As far as the health care system, I got this at the UCLA Anderson Forecast. Christopher Thornberg said that one of the big problems in our country is our inefficient and expensive health care system.
From the UCLA Anderson May 2006 Forecast:
“Benefit payments now accountg for almost 1/5 of toal payroll earnings, up from less than 1/6 in 2001. …
This is hardly surprising. Healthcare spending is on a double digit growth path get again…reaching a level of $6,280 per person in the US, about 20% of personal income. This is driving up health insurance costs…This is 60% more on a person-by-person basis than Switzerland – a nation that spends the second most on healthcare per person in the world. Oh, by the way, they [the Swiss] are on average older than we are and live longer than we do.

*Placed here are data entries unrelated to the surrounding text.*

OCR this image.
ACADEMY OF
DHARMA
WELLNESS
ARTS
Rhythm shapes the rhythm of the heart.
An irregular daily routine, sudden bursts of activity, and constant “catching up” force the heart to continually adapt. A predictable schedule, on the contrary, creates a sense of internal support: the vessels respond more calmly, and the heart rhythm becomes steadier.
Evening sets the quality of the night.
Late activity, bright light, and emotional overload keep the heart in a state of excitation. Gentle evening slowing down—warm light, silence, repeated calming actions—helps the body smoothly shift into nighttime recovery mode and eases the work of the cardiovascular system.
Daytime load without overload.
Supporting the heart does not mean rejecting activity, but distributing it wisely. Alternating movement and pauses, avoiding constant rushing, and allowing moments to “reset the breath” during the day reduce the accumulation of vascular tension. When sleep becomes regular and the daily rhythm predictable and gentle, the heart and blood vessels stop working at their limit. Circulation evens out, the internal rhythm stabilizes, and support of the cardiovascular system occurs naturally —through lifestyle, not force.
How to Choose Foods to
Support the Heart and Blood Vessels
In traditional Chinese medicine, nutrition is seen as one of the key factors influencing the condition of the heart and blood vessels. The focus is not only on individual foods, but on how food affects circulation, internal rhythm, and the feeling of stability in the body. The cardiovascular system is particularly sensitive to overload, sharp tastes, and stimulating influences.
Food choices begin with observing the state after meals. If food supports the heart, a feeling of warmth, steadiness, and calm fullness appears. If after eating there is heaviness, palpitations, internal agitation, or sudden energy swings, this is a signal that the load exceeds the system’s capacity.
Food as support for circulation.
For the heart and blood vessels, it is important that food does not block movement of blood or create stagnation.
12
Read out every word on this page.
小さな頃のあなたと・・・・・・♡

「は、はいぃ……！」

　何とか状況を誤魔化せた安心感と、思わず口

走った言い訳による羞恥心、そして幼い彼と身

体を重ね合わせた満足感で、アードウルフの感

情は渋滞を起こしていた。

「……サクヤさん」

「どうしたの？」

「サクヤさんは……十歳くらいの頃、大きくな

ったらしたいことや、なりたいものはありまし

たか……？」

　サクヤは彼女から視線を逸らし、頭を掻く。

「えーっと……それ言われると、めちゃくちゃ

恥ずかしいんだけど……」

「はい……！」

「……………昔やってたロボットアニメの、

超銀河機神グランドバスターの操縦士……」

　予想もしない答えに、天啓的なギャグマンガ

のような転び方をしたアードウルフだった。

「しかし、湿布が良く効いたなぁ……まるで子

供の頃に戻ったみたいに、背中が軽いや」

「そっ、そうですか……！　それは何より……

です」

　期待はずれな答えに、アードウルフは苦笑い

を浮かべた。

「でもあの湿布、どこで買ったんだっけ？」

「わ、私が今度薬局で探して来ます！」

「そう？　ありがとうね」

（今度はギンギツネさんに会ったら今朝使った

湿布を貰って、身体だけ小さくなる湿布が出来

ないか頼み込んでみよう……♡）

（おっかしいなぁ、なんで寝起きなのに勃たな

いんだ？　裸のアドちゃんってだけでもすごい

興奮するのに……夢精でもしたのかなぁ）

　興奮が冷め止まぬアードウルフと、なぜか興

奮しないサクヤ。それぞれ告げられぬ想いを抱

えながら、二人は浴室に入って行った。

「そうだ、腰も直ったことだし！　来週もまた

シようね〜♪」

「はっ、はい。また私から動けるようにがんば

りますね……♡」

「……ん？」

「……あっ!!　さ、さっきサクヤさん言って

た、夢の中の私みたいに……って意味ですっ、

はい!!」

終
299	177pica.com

As a nation, we spend more money on publicly provided healthcare than Canada. …keep in mind that the sale of [pharmaceutical] products remains at about 10% of the total health bill, exactly what it was a decade ago. [Rising cost has nothing to do with drug costs.]
Most of the debate on the issue seems to focus on who is going to pay, but this misses the point. No matter who is paying, we all pay. If insurance pays, premiums rise. If employers pay, take home pay goes down. If the government pays, taxes go up.
The issue in the U.S. is that we have a wasteful system that encourages consumption that isn’t effective from a cost-benefit viewpoint. Until this fundamental issue is understood, nothing much will change.”
I heard an analysis on a KPBS talk show, and the author said that our health care premiums are so high because insurance covers non-catastrophic things like lab tests and office visits. If we had true health insurance, i.e. coverage for catastrophic events, then the premiums would be much less and more people would have insurance. He says why should insurance cover your office visit? It’s like your auto insurance covering your oil change. Do you have any idea how high auto insurance premiums would be if the insurance covered new tires, maintenance, oil changes?
I have compassion for the poor, and I donate money to organizations in India that feed and educate the poor. I dontated to a hospital in India, after I was fortunate to have a life-saving appendectomy a few years ago, realizing that had I lived in India’s back country, I would have died. Let’s all have a little compassion. Not everyone is fortunate enough to be born in an industrialized country, and not everyone has an IQ over 100. We have to provided work incentives and opportunities to all, unless we enjoy the power we get from being able to have them all as our servant class. I don’t get off on that kind of power trip.